This blog is the first of two which will cover using the Cloudera distribution: #1 Pre-Cloudera Setup/Architecture and #2 Cloudera Installation.

The target audience are companies with data that is on the cusp of the “big data” label (think the three V’s). We will be placing a larger emphasis on the pre-cluster setup from a freshly installed OS to being read to install Cloudera via Cloudera Manager. This is often overlooked and always leads to trouble from the get-go.

 


Introduction

In the past, I have worked with a few companies that were considering making the leap into the big data world. This can be quite daunting of a task; especially with the ever-changing Hadoop ecosystem.

In almost all these cases, it was beneficial to demo the available quick start tools that some of the major Hadoop distributions provide, namely Cloudera and Hortonworks. Even though the quick start tools take advantage of pseudo-Hadoop, they generally do not provide enough flexibility to scale out to prove more complex data scenarios. From an engineering standpoint, these types of demonstrations often provide little value in proving the feasibility of making the leap to Hadoop, but can however be used for individual learning.

 

Architecture

The following illustration shows the architecture we will be using for this POC setup. Basically, it will be a 4 node cluster with one external connection that will be discussed in an additional blog after the Post-Cloudera Installation Configuration. It is always preferable to use actual dedicated Linux machines. CentOS 6.5+ works well, but oftentimes when doing a POC, these may not be handy, so for this 4 node cluster, we will use one beefy Windows Server box and split it into 4 virtual machines using Oracle Virtualbox.

 

VM Specification

The machines can follow any naming convention, but for this blog we will name them with the hdp prefix (hdp for Hadoop), and the purpose of the machine as the suffix along with a number.

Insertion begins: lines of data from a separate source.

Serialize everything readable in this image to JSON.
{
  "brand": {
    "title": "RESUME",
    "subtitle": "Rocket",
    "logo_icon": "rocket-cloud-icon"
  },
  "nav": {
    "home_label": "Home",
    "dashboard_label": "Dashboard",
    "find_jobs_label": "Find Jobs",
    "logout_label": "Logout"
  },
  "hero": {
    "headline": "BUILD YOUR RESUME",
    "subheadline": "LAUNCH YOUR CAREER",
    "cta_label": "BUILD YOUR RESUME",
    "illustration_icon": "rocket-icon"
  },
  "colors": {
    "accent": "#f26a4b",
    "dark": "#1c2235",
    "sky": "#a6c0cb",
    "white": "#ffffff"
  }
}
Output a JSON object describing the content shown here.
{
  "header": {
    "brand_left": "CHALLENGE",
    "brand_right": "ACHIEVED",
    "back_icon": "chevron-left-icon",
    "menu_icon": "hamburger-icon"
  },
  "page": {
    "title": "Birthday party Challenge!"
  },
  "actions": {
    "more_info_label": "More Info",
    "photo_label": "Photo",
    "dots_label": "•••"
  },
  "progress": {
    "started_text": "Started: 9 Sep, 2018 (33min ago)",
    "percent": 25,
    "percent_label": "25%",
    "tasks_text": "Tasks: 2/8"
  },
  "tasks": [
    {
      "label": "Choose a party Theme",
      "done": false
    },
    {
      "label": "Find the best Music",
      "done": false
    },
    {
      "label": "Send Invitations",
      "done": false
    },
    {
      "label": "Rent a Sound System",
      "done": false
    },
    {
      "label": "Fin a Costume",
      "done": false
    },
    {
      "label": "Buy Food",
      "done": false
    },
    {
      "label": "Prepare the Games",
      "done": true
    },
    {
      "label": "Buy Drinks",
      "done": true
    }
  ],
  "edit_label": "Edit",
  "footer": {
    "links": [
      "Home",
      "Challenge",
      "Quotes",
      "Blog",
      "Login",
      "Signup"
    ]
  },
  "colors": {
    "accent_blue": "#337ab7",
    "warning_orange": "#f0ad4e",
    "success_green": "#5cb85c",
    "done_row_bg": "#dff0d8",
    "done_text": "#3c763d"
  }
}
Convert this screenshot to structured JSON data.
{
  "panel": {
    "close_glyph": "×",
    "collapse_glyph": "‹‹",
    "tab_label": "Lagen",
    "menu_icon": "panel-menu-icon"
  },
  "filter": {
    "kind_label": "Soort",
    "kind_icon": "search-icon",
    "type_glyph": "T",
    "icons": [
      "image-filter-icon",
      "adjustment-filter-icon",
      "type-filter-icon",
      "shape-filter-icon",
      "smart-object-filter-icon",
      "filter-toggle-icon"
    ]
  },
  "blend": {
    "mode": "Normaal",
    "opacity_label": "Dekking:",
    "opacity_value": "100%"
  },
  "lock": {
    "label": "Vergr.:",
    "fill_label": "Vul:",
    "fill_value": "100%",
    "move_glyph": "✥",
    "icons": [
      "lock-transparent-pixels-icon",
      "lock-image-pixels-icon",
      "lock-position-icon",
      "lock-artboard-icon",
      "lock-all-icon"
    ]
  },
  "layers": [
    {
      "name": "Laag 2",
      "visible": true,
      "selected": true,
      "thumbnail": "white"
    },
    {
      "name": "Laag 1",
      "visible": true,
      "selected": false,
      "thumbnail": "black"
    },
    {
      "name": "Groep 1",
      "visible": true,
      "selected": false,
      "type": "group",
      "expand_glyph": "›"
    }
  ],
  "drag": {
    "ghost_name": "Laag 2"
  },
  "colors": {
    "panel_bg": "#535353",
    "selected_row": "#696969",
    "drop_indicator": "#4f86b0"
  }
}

MST will denote the Master or NameNode, SNN would be Secondary NameNode which is not going to be used, and SLV# will denote a DataNode.

 

Hdpmst1: 64GB RAM, 4 Cores, 1x500GB Hard Drive

Hdpslv1-3: 12GB RAM, 2 Cores, 1x1TB Hard Drive

 

The figure below labels all the services each machine will have installed:

InstalledMachineServices

 

Prior to installing Cloudera, there are a few configuration tasks that need to be done on each of the virtual machines. Instead of performing the following tasks on each machine individually, it is recommended to perform them on one machine, then export them as an appliance (shown in the appendix), then re-import it and rename it. This section will assume we are setting up one machine with the intent to export/import and repurpose it.

 

Downloads & Installs

The following items should be installed if they are not already.  Terminal commands will be in green and changes to configuration files will be illustrated in orange.

 

cifs-utils

(This will be used for mounting drives or shares)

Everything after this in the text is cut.